Inside the main CAVE laboratory. Image © Liora Malki-Epshtein
Construction of UCL’s Controlled Active Ventilation Environment (CAVE) laboratory, designed to research climate and airborne hazards, has been completed and will be officially launched early in 2024.
CAVE is the first facility of its kind in terms of its advanced capabilities to carry out research at full scale into air quality and ventilation challenges in buildings. It is designed to answer questions relating to indoor air in urban environments, such as the effects of traffic pollution, infectious diseases or other airborne hazards, and how can indoor air be protected and improved.
It is a complex climate-controlled and ventilation-controlled space with an area of 206 square metres and a height of nine metres, which can be set up to mimic external environments with temperatures ranging from -5°C to over 40°C.
Fully monitored, full-scale ‘living labs’, such as two-storey modular buildings or large vehicles, can be constructed inside CAVE to facilitate experiments on the relationship between external environmental factors and indoor air quality in realistic conditions.
CAVE will place people and their health and wellbeing at the centre of research to explore how real indoor environments function when they are occupied, and how to make these spaces safer, healthier and more resilient to current and future challenges.
Associate Professor Liora Malki-Epshtein (UCL Civil, Environmental & Geomatic Engineering), Director of CAVE, said:
When the idea for CAVE emerged during the COVID-19 pandemic, we quickly realised how little real world air quality data we have in all sorts of contexts, from keeping medical and public spaces clean and safe from infection transmission, to ventilating homes to reduce illness. Air quality is affected by everything that we build and has not received enough attention until, sadly, people lost their lives or were seriously at risk. The criteria that we’ve been using to evaluate ventilation efficiency and performance have been imprecise and inadequate up until now. I hope that the data that CAVE generates will have a positive impact on industry standards and contribute to a more joined-up approach to design.
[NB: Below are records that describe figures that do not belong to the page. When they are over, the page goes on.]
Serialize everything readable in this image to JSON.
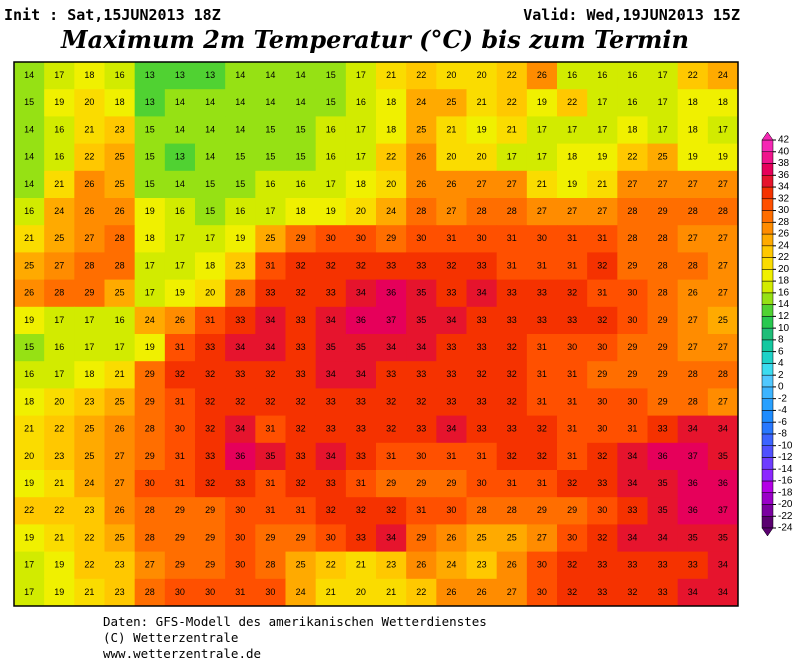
{
  "header": {
    "init": "Init : Sat,15JUN2013 18Z",
    "valid": "Valid: Wed,19JUN2013 15Z",
    "title": "Maximum 2m Temperatur (°C) bis zum Termin"
  },
  "map": {
    "rows": [
      [
        14,
        17,
        18,
        16,
        13,
        13,
        13,
        14,
        14,
        14,
        15,
        17,
        21,
        22,
        20,
        20,
        22,
        26,
        16,
        16,
        16,
        17,
        22,
        24
      ],
      [
        15,
        19,
        20,
        18,
        13,
        14,
        14,
        14,
        14,
        14,
        15,
        16,
        18,
        24,
        25,
        21,
        22,
        19,
        22,
        17,
        16,
        17,
        18,
        18
      ],
      [
        14,
        16,
        21,
        23,
        15,
        14,
        14,
        14,
        15,
        15,
        16,
        17,
        18,
        25,
        21,
        19,
        21,
        17,
        17,
        17,
        18,
        17,
        18,
        17
      ],
      [
        14,
        16,
        22,
        25,
        15,
        13,
        14,
        15,
        15,
        15,
        16,
        17,
        22,
        26,
        20,
        20,
        17,
        17,
        18,
        19,
        22,
        25,
        19,
        19
      ],
      [
        14,
        21,
        26,
        25,
        15,
        14,
        15,
        15,
        16,
        16,
        17,
        18,
        20,
        26,
        26,
        27,
        27,
        21,
        19,
        21,
        27,
        27,
        27,
        27
      ],
      [
        16,
        24,
        26,
        26,
        19,
        16,
        15,
        16,
        17,
        18,
        19,
        20,
        24,
        28,
        27,
        28,
        28,
        27,
        27,
        27,
        28,
        29,
        28,
        28
      ],
      [
        21,
        25,
        27,
        28,
        18,
        17,
        17,
        19,
        25,
        29,
        30,
        30,
        29,
        30,
        31,
        30,
        31,
        30,
        31,
        31,
        28,
        28,
        27,
        27
      ],
      [
        25,
        27,
        28,
        28,
        17,
        17,
        18,
        23,
        31,
        32,
        32,
        32,
        33,
        33,
        32,
        33,
        31,
        31,
        31,
        32,
        29,
        28,
        28,
        27
      ],
      [
        26,
        28,
        29,
        25,
        17,
        19,
        20,
        28,
        33,
        32,
        33,
        34,
        36,
        35,
        33,
        34,
        33,
        33,
        32,
        31,
        30,
        28,
        26,
        27
      ],
      [
        19,
        17,
        17,
        16,
        24,
        26,
        31,
        33,
        34,
        33,
        34,
        36,
        37,
        35,
        34,
        33,
        33,
        33,
        33,
        32,
        30,
        29,
        27,
        25
      ],
      [
        15,
        16,
        17,
        17,
        19,
        31,
        33,
        34,
        34,
        33,
        35,
        35,
        34,
        34,
        33,
        33,
        32,
        31,
        30,
        30,
        29,
        29,
        27,
        27
      ],
      [
        16,
        17,
        18,
        21,
        29,
        32,
        32,
        33,
        32,
        33,
        34,
        34,
        33,
        33,
        33,
        32,
        32,
        31,
        31,
        29,
        29,
        29,
        28,
        28
      ],
      [
        18,
        20,
        23,
        25,
        29,
        31,
        32,
        32,
        32,
        32,
        33,
        33,
        32,
        32,
        33,
        33,
        32,
        31,
        31,
        30,
        30,
        29,
        28,
        27
      ],
      [
        21,
        22,
        25,
        26,
        28,
        30,
        32,
        34,
        31,
        32,
        33,
        33,
        32,
        33,
        34,
        33,
        33,
        32,
        31,
        30,
        31,
        33,
        34,
        34
      ],
      [
        20,
        23,
        25,
        27,
        29,
        31,
        33,
        36,
        35,
        33,
        34,
        33,
        31,
        30,
        31,
        31,
        32,
        32,
        31,
        32,
        34,
        36,
        37,
        35
      ],
      [
        19,
        21,
        24,
        27,
        30,
        31,
        32,
        33,
        31,
        32,
        33,
        31,
        29,
        29,
        29,
        30,
        31,
        31,
        32,
        33,
        34,
        35,
        36,
        36
      ],
      [
        22,
        22,
        23,
        26,
        28,
        29,
        29,
        30,
        31,
        31,
        32,
        32,
        32,
        31,
        30,
        28,
        28,
        29,
        29,
        30,
        33,
        35,
        36,
        37
      ],
      [
        19,
        21,
        22,
        25,
        28,
        29,
        29,
        30,
        29,
        29,
        30,
        33,
        34,
        29,
        26,
        25,
        25,
        27,
        30,
        32,
        34,
        34,
        35,
        35
      ],
      [
        17,
        19,
        22,
        23,
        27,
        29,
        29,
        30,
        28,
        25,
        22,
        21,
        23,
        26,
        24,
        23,
        26,
        30,
        32,
        33,
        33,
        33,
        33,
        34
      ],
      [
        17,
        19,
        21,
        23,
        28,
        30,
        30,
        31,
        30,
        24,
        21,
        20,
        21,
        22,
        26,
        26,
        27,
        30,
        32,
        33,
        32,
        33,
        34,
        34
      ]
    ]
  },
  "colorbar": {
    "levels": [
      -24,
      -22,
      -20,
      -18,
      -16,
      -14,
      -12,
      -10,
      -8,
      -6,
      -4,
      -2,
      0,
      2,
      4,
      6,
      8,
      10,
      12,
      14,
      16,
      18,
      20,
      22,
      24,
      26,
      28,
      30,
      32,
      34,
      36,
      38,
      40,
      42
    ],
    "colors": [
      "#5a0070",
      "#7a00a0",
      "#9a00c8",
      "#b400e6",
      "#8c28ff",
      "#6e3cff",
      "#5050ff",
      "#3c64ff",
      "#2878ff",
      "#1e8cff",
      "#28a0ff",
      "#3cb4ff",
      "#50c8ff",
      "#3cdcf0",
      "#1ed2c8",
      "#14c8a0",
      "#1ebe78",
      "#28c850",
      "#50d232",
      "#96e114",
      "#d2eb00",
      "#f0f000",
      "#fadc00",
      "#ffc800",
      "#ffaa00",
      "#ff8c00",
      "#ff6e00",
      "#ff5000",
      "#f53200",
      "#e6142d",
      "#e6005a",
      "#f0148c",
      "#f528b4"
    ]
  },
  "footer": {
    "lines": [
      "Daten: GFS-Modell des amerikanischen Wetterdienstes",
      "(C) Wetterzentrale",
      "www.wetterzentrale.de"
    ]
  }
}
One of the missions of CAVE will be to support the development of air quality and thermal comfort solutions that tackle climate change in a sustainable, equitable, healthy and socially beneficial manner. A key objective will be helping the UK to meet its environmental sustainability strategy objectives through research on clean air. CAVE will also support the UK innovation strategy in Energy and Environment Technologies, by advancing sustainable ways to reduce UK energy demand by 40% by 2050.
The £9.4 million CAVE project was designed by architects Perkins & Will and built by construction company VolkerFitzpatrick at the LondonEast-UK Business and Technical Park, Dagenham.